Saya: selain bisa sekolahin anak, bisa beli rumah juga gak bu?
Ibu: bisa, saya beli kos-kosan di kampung saya, yang pegang orangtua saya. Lumayan itu juga bisa nambah-nambah
Saya: wah berarti gajinya besar ya bu? (masih berusaha mancing. Tapi, ah percuma si ibu ini gak bakal nangkep sinyal yang saya lempar. Baiklah..) kalau boleh tahu berapa sih bu sebulannya?
Ibu: hmm..sekitar 20 ribu NTD (new taiwan dollar), kalau di ke rupiahin ya sekitar 6 jutaan
Saya: ooohhh...

Saya : ibu tau dari siapa dulu bisa sampai pergi jadi TKW?
Ibu : tau dari temen, dia udah lebih dulu pergi. Jadi udah berpengalaman.

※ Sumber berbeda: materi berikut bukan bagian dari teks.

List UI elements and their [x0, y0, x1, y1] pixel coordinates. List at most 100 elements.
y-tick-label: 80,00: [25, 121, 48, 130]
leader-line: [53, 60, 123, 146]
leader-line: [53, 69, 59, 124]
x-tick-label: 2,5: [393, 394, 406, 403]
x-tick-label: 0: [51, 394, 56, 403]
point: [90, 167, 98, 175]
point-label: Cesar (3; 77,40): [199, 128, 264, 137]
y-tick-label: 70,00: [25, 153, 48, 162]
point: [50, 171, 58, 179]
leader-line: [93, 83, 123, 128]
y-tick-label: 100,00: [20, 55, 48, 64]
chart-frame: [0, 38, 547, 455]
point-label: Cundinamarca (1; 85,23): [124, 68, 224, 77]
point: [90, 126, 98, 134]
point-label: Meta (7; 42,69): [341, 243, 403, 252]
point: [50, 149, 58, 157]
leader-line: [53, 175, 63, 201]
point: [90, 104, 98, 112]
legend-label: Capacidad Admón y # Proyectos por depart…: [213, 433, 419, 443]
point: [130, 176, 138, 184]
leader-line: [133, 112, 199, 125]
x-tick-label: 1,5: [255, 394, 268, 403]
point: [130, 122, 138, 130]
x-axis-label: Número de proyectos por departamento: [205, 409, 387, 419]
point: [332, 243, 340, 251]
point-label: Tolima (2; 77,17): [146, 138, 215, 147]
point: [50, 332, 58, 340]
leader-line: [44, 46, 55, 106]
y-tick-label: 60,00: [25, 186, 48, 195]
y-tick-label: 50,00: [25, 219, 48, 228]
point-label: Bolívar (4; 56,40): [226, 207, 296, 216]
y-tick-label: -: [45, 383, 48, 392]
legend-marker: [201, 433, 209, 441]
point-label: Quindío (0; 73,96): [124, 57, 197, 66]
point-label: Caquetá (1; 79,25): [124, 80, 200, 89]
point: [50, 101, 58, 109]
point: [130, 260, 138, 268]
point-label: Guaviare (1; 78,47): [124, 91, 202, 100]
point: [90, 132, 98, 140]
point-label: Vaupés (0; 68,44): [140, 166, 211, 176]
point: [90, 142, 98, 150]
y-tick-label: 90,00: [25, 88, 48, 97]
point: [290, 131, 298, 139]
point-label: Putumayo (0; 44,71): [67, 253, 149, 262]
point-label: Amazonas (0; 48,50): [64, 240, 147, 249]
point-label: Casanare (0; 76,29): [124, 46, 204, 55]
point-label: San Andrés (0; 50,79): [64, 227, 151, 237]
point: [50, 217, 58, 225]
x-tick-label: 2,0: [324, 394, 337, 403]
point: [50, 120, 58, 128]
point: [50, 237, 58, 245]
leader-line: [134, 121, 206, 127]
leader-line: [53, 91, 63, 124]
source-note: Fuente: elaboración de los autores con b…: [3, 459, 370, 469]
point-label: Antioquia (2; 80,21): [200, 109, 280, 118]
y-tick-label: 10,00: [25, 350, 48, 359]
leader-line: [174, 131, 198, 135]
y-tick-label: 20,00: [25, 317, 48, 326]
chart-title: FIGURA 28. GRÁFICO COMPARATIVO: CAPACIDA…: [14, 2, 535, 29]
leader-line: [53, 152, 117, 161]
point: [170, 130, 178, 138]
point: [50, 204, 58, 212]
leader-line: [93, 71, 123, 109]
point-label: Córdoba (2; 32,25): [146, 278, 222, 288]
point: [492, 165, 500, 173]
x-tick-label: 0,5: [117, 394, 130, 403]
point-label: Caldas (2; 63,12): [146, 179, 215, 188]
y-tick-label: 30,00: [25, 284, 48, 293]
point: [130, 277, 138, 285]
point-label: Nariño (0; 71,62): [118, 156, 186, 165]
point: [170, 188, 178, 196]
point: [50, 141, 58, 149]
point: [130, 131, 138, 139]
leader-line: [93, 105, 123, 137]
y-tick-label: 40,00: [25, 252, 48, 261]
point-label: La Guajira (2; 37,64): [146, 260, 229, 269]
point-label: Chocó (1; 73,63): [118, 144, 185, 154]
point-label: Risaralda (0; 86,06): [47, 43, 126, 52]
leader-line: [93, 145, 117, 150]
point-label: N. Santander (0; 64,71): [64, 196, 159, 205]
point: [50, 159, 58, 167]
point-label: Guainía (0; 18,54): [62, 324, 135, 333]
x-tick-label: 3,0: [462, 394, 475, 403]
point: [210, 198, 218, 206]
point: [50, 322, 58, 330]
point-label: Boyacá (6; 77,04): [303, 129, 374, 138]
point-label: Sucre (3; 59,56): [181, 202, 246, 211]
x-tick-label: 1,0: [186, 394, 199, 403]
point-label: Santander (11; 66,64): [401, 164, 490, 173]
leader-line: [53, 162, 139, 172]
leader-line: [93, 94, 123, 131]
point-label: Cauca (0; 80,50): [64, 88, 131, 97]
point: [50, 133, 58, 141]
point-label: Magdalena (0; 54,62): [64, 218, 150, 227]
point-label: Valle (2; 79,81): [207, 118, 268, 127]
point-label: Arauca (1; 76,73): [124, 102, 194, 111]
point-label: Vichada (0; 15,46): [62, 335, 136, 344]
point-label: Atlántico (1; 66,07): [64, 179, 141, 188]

Dia bilang, enak kok, gajinya lumayan. Yaudah saya coba, buat pertama sih cuma bayar ke yayasan
Saya : berapa bu bayarnya?
Ibu : saya lupa tuh, udah lama juga sih. Nah, kalau udah sekali berangkat, mau berangkat lagi gampang. Kaya saya, saya udah pernah ke Arab sama Brunei, jadi pas saya mau berangkat lagi ke negara lain, jadi lebih gampang dibanding temen-temen yang baru.
Saya : oooh gitu ya, pantesan ibu jadi ketagihan ya bu (tertawa ringan)
Ibu : iya (senyum)

Sebenernya saya udah gatel pengen tanya soal gimana perlakuan majikannya, tapi kayanya kecepatan. Santai. Pelan-pelan. Saat itu, pramugari datang menyodorkan makan siang. Kami pun makan siang sambil mengobrol hal-hal ringan, tapi ternyata cukup penting, seperti....

Ibu : adek asli mana?
Saya : saya asli Bandung bu
Ibu : oooh orang Bandung, eta geura sama-sama orang Sunda atuh ya
Saya : loh emang ibu orang Bandung juga?
Ibu : bukan, saya mah asli Cianjur. Ini juga nyampe Jakarta saya mau langsung pulang ke Cianjur
Saya : Ya ampuuun, ibu orang Cianjur tooh
Ibu : ih meuni seneng ibu dengernya, ada orang Sunda yang bisa kesini buat belajar
Saya : ah cuma bentar bu, cuma 11 hari
Ibu : nanti langsung pulang ke Bandung?
Saya : iya bu
Ibu : oohhh..., kuliah dimana emangnya? semester berapa?
Saya : saya udah semester akhir bu, kuliah di Unpad
Ibu : wooh Unpad, haduh alhamdulillah ya, ih seneng dengernya. Jadi inget anak

Kami melanjutkan makan siang. Sibuk masing-masing.
Saya mencari waktu yang tepat untuk bertanya lebih lanjut, terutama tentang perlakuan majikan si ibu dan teman-teman TKW. Saya lihat si ibu dari ujung mata sebelah kiri, rupanya dia lagi sibuk membolak-balikan halaman inflight shopping magazine yang disediakan pihak airlines. Saya penasaran, akhirnya saya ambil satu majalah sama yang tersimpan di selipan jok depan. Majalah ini ekslusif sekali. Oh ini bukan majalah, tepatnya ini katalog yang isinya menjual produk-produk branded. Mulai dari parfum, handbag, cokelat, kosmetik, aksesoris, dan merchandise lainnya--yang memang sengaja disediakan untuk penumpang yang lupa atau tidak punya waktu untuk membeli oleh-oleh ketika masih berada di Taiwan. Hampir semua model dalam katalog itu adalah model barat lengkap dengan rambut pirang, hidung mancung, badan semampai dan 'awkward-style' khas model masa kini. Tapi, bukan model-model ini yang mencuri perhatian saya, melainkan 'price tag' yang mereka tawarkan. Daftar harga yang dicantumkan berdasarkan dua jenis mata uang (new taiwan dollar dan US dollar) itu cukup meyakinkan saya bahwa sisa uang yang ada di dompet saya jauh, bahkan sangat jauh, dari deretan angka tersebut.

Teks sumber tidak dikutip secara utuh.